Jon Montroll was the operator of WeExchange Australia, Pty, Ltd. and BitFunder.com The former was a bitcoin depository and currency exchange service. The latter facilitated transactions in virtual shares of entities that listed on BitFunder.

Over about seven months, beginning in December 2012, Mr. Montroll misappropriated a portion of investor bitcoins on WeExchange. Several months later he began promoting Likyo.Loan, a security that Mr. Montroll urged investors to view as “a sort of round-about investment” in BitFunder and WeExchange, as well as a loan. The interests could also be redeemed at face value.

Hackers penetrated BitFunder’s programing code during the summer of 2013. The hackers caused the program to credit their accounts. Following the hack Mr. Montroll did not have the bitcoins necessary to cover obligations to users. Mr. Montroll chose not to disclose the hack to investors. Rather, he continued to promote Likyo.Loan, telling at least one investor that it was a commercial success – an incorrect statement.
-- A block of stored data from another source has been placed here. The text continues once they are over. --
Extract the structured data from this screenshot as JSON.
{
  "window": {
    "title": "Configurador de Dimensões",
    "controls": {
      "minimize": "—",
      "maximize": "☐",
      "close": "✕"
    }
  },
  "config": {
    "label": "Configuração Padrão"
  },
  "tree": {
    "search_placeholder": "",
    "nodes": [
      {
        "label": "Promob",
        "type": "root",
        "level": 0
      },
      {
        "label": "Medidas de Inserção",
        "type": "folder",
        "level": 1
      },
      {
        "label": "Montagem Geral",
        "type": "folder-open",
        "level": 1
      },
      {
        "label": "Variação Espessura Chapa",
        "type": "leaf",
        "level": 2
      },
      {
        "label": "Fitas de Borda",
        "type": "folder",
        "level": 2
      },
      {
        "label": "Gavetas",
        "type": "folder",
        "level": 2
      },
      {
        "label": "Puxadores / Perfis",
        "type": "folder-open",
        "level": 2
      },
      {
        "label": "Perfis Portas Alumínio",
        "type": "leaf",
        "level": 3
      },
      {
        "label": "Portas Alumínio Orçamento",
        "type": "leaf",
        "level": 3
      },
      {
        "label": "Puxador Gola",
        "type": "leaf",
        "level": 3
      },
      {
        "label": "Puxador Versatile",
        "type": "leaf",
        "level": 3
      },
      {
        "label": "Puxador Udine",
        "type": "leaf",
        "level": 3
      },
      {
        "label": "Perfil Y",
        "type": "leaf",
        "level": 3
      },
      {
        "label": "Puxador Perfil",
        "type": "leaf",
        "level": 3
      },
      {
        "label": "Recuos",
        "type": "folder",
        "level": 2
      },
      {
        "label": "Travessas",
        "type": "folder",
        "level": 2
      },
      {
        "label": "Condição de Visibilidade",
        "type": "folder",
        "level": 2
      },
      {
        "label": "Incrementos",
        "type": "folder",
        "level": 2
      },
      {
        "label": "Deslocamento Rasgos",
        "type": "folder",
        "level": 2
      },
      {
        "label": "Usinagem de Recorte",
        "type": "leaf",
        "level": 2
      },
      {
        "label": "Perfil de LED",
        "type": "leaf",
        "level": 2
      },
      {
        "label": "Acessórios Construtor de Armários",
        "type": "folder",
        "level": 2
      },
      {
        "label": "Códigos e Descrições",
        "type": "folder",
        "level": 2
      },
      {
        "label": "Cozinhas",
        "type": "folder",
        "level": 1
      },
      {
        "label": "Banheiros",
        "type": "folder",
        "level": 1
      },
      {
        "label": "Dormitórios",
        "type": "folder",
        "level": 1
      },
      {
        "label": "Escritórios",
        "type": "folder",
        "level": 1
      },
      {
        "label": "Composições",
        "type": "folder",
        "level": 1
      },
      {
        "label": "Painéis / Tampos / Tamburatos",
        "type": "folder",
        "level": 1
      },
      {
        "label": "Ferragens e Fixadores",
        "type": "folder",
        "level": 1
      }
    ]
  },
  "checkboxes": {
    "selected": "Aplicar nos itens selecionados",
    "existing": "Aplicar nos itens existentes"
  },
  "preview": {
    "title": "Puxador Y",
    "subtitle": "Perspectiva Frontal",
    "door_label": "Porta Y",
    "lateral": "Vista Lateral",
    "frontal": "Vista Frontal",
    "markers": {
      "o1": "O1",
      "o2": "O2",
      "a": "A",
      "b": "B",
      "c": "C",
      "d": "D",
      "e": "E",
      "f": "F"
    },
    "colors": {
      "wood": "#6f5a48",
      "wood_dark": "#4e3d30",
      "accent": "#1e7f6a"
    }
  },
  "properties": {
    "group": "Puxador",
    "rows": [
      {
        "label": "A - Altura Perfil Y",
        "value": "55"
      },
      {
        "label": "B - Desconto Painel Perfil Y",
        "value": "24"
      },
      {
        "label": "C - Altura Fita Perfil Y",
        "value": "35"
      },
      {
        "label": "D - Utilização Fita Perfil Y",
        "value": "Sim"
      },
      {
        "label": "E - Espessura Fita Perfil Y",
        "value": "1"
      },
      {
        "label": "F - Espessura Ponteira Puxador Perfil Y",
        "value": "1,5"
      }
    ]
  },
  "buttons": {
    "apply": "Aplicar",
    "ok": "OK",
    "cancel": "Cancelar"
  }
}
Subsequently, the SEC opened an investigation. During testimony Mr. Montroll displayed a screen shot that supposedly documented the total number of bitcoins available to BitFunder users in the WeExchange Wallet as of October 13, 2013. The representations in the screen shot were false. During the testimony that followed Mr. Montroll falsified the details of the hack.

The result: Mr. Montroll pleaded guilty to one count of securities fraud and one count of obstruction of justice. U.S. v. Montroll, No. 1:18-cr-00520 (S.D.N.Y.). Last week he was sentenced to serve 14 months in prison followed by three years of supervised release. He was also ordered to pay forfeitures in the amount of $167,480. The SEC filed a parallel enforcement action which is pending. SEC v. Montroll, Civil Action No. 1:18-cv-01582 (S.D.N.Y. Filed Feb. 21, 2018).